Why We All Need A Secret Garden
I ran through thickets and jumped over rocks lining the green pond to solve my problems as a child. When a boy I had a crush on called me four-eyes, I vented my rage and pain by swerving around the horse hoofprints in the mud. When my best friends gossipped about me, I caught and befriended frogs. When my father spoke cruelly to me, I walked up and down the causeway my mother had created for me between the pond and the river, pretending I was a wild horse.
I often tell people that I grew up in the woods. I lived on a dirt road on a river, surrounded by trees on every side. When I had friends over, we rarely played with dolls inside—instead, we made up stories as we ran through the horse and deer paths in the woods. My greatest memories are contained in those trees, at the top of the boulders, and within the rosy bramble.

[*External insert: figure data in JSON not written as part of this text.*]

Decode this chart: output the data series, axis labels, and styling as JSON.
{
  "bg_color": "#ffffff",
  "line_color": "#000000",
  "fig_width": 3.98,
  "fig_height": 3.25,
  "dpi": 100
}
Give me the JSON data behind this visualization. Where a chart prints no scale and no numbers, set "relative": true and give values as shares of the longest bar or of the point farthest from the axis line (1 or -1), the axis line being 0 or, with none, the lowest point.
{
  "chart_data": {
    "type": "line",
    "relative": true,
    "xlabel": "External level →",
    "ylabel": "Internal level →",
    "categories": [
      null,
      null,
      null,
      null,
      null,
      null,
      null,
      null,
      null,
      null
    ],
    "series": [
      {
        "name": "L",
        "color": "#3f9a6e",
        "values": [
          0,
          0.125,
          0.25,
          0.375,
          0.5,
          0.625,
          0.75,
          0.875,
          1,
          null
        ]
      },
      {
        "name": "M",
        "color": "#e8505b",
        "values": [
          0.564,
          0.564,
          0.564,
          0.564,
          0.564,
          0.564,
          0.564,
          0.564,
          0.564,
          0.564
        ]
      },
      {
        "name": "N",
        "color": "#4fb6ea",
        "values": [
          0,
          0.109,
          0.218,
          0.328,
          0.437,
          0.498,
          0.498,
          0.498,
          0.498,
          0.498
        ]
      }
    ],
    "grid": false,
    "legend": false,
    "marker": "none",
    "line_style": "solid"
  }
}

When I met Mary Lennox in Frances Hodgeson Burnett’s The Secret Garden, I knew I had met a kindred spirit. My mother worked hard and raised me like the maid Martha Sowerby did for Mary, and my father was something akin to the gardener Ben Weatherstaff, though not nearly as friendly. Though I didn’t live in a great manor with hundreds of doors like Mary, I did live in seclusion. I learned early on how to play by myself, and I found great joy wandering my mother’s bright flower beds and befriending any animals that would listen to me.